The smartest thing to do which is what actually is being done is going stealthy after centralized point of data like Domain Controllers, SCCM, McAfee EPO, Management systems, Analytics systems and of course Admin PC/servers.

One quick example to emphasize the huge difference is reconnaissance the domain controller:

Every real red-teamer would start with this recon, making it a very good starting point since it’s legitimate and you would gain a really good perspective about computers, users, services, policies, credentials to make your attack stealthy and successful.

Evasion

From an attacker point of view you don’t need to download any malicious files, only use legitimate files, windows API’s and processes which already exist on the victim’s machine such as cmd, dsquery, powershell, wmi, etc…

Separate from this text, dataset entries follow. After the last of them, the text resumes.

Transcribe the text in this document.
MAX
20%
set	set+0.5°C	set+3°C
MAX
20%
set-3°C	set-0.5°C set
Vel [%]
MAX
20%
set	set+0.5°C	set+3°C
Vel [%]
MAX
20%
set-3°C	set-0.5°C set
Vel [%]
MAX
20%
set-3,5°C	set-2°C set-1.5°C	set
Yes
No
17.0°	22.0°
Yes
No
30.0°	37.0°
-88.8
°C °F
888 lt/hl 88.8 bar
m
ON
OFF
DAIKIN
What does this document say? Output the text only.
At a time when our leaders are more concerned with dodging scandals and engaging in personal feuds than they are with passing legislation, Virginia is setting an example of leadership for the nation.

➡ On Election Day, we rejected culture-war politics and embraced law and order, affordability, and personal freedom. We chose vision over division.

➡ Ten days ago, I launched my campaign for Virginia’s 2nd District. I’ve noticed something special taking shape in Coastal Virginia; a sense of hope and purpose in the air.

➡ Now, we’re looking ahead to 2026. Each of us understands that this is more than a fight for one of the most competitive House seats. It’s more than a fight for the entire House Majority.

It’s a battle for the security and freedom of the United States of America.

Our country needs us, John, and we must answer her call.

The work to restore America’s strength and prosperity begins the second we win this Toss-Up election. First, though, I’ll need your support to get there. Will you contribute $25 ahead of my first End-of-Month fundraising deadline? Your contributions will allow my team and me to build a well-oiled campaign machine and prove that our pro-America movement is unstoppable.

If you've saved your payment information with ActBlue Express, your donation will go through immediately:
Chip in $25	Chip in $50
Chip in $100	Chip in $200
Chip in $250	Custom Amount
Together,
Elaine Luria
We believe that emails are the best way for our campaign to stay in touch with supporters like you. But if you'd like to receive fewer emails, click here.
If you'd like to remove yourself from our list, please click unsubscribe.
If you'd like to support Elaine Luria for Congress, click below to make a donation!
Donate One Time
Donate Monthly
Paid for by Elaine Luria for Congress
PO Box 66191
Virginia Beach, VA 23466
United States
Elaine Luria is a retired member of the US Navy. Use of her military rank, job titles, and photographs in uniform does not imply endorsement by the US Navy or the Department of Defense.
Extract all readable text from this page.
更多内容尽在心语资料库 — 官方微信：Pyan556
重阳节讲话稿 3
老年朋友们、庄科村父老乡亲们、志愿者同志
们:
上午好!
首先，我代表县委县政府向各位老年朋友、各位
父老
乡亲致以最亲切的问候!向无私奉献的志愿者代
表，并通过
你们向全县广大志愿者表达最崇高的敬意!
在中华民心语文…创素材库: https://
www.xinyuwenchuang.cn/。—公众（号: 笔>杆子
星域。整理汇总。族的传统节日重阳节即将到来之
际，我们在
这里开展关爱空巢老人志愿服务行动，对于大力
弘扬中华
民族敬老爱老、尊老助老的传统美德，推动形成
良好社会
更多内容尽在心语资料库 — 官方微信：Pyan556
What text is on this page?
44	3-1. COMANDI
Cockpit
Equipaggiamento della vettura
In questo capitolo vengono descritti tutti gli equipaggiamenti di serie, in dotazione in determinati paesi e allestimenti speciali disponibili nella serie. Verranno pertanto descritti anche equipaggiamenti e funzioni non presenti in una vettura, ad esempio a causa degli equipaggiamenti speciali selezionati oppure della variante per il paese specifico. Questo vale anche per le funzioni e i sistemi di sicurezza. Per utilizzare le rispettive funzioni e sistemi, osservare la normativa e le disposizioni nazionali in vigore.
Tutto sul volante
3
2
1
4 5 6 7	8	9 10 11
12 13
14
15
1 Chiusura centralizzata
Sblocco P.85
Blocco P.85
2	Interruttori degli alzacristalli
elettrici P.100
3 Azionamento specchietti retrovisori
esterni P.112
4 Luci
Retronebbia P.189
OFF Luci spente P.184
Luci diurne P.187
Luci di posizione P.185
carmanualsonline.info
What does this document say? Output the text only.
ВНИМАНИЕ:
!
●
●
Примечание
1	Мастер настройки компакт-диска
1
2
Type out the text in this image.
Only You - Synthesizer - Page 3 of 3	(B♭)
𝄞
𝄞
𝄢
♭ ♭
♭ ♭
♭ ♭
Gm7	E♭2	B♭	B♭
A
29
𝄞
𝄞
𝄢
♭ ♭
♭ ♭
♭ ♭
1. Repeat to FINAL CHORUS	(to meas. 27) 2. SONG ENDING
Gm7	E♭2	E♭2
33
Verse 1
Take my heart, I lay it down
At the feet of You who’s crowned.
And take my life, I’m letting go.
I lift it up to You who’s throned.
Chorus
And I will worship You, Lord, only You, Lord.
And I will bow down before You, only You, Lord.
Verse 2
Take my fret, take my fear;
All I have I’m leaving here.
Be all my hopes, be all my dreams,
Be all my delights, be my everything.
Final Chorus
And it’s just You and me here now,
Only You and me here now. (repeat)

a. Net group “domain computers” /domain
b. dsquery computer -limit 0
c. Spn scanning — https://adsecurity.org/?p=1508

Accuracy

These centralized points of data are the core of the organization, they must be accurate so that the network assets and services will actually work.

Scalability

Unlike NMAP, I don’t really need to check all the end-points in the organization, I just need to recon these focal points, which is legitimate and it doesn’t make any noise or huge traffic in the network.

So how to detect Port Scanning in 50 dollars?

If you are still not convinced and think that port scanning is your biggest threat, here are few simple steps how to configure your linux vm for such purpose:

Step 1

Install ubuntu linux server on one of your internal vm’s(you can even use raspberry device with debian)

Step 2

Install some services like apache, mysql, smb:

sudo apt-get install apache2 mysql-server samba

Step 3

Install Suricata:

http://pastebin.com/raw/8xkqireU

Configure suricata.yaml with your internal IP addresses:

sudo vi /etc/suricata/suricata.yaml

And activate Suricata:

sudo suricata -c /etc/suricata/suricata.yaml -i eth0

Step 4

watch it burn:

sudo tail -f /var/log/suricata/fast.log

Some last words

I’m not saying getting into hacker’s mindset is easy, it takes years to have the knowledge and develop the ability to protect your company, however it’s really frustrated when I see security professionals who are not working hard to acquire the necessary knowledge, this is your job for god sake, stop chasing after non-useful certifications and read everything you can, train yourself and your team with real live scenarios and attacks to be a better professional.